On this, the second day of February, I am 24 days away from departing for my grand adventure of being a Community Economic Development volunteer in Senegal! I finally booked my flight to DC. I leave bright and early on February 26 th. I have orientation on the 27 th and then fly out to Senegal on the 28 th. I’m getting so excited. I’ve been trying to pack and tie up all the loose ends I have. I raided the travel size hygiene products at Wal-Mart. I just can’t pass them up. I also got a day planner (those who know me, know my obsession with the need for a day planner). This day planner, however, also has conversion tables from feet to meters and all that good stuff. I’m excited to have gotten such a great program. I want to dive a little deeper into economic development, starting with microfinance.
Investopedia defines microfinance as, “A type of banking service that is provided to unemployed or low-income individuals or groups who would otherwise have no other means of gaining financial services. Ultimately, the goal of microfinance is to give low income people an opportunity to become self-sufficient by providing a means of saving money, borrowing money and insurance.”
Microfinance is something that has always peaked my interest since learning about it. I believe economic development, including microfinance, is kind of like the last step in development. You must have a stable, safe country with no wars and people who are healthy, educated, and able to work. I believe education is extremely empowering and opens many opportunities, however, after a certain level; education is not worth as much if there is no employment. For example, there is no point spending endless years in medical school if you cannot get a job as a doctor.

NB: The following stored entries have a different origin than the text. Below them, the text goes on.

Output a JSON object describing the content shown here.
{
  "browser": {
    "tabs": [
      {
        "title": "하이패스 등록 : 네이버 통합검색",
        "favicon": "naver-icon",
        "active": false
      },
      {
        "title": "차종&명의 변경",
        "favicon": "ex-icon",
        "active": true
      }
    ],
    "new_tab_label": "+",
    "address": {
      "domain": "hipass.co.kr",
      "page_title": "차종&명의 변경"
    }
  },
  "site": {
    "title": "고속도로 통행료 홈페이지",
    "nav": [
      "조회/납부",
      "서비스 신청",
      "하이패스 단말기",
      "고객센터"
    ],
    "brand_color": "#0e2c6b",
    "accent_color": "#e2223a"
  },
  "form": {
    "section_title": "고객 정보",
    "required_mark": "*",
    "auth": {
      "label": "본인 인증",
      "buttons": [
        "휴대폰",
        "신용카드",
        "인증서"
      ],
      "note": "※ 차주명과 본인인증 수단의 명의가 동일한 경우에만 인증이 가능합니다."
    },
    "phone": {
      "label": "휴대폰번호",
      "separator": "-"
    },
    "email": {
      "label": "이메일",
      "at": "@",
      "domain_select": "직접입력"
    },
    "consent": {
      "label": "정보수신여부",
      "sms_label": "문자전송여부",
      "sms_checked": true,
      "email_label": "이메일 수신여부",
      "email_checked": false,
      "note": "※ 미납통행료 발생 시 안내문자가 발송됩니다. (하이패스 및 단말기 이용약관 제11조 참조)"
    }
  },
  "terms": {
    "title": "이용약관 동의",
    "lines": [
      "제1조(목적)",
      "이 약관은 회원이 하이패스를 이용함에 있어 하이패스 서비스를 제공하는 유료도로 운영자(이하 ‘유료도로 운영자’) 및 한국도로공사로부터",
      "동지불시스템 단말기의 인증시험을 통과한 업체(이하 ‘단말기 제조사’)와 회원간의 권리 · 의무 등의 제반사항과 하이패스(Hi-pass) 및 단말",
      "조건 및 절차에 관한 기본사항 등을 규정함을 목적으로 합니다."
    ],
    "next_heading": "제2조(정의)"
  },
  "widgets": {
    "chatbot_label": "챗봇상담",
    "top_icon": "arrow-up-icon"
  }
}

This is precisely the problem in many communities, even in America. Children drop out of school to work or take care of younger siblings. In many places this happens at a very young age. These children have to get jobs picking crops or selling things to ensure that their family has enough to eat. They cannot wait for the promise of a higher wage after education; they need it now.
This is where microfinance comes in. Giving families small loans, they are able to grow their business or purchase a cow to sell milk or fertilizer to obtain a better crop yield, allowing their children to stay in school longer, become more educated, and obtain
Another interesting concept I have recently been introduced to is savings groups. I read about these groups in a Peace Corps book where volunteers talk about their experiences and a documentary I recently watched on Netflix called “Living on a Dollar a Day.” The concept is each month all members put in a certain amount of money they have agreed on. Each month, one member gets the lump sum of money. For example, if there are 10 members, each putting in $10, one member each month receives $100. Each member gets a turn getting the money. This money can be used to make an investment in a business, to pay school feels, or to buy things such as a cooking stove or medicine for a family member, or even to upgrade the house. This is extremely important in places where there is very limited access to formal savings opportunities.
Why not just save the $10 yourself each month you ask? When living in poverty, and sometimes only $1 or $2 a day, it can be difficult to save the money each month and not spend it on something. Without the ability to put the money in a formal bank, it has to be saved in the house. This makes the money more accessible and vulnerable to be spent. They may spend it on food or other things needed daily. In some cases, one spouse or the other may spend it on alcohol.
In the United States, especially younger generations, we often take these things for granted and do not realize this is not the norm all around the world. Almost everyone in the States has a bank account and a debit card and many people have credit cards. We have things like direct deposit, where money is directly deposited into our bank accounts. Paper money is used a lot less frequently these days in the United States.
In many countries, even if there were formal banking services available, many years of war and corruption have caused a lack of confidence in the government, its services, and the information they give. In the 1930’s in the United States was in the Great Depression. Many banks failed and there were great bank runs of people attempting to get their money out, which caused an even greater crisis. This lack of confidence in the banks caused them to fail and no longer function. This confidence is essential, and in many countries is the reason why there are no banks.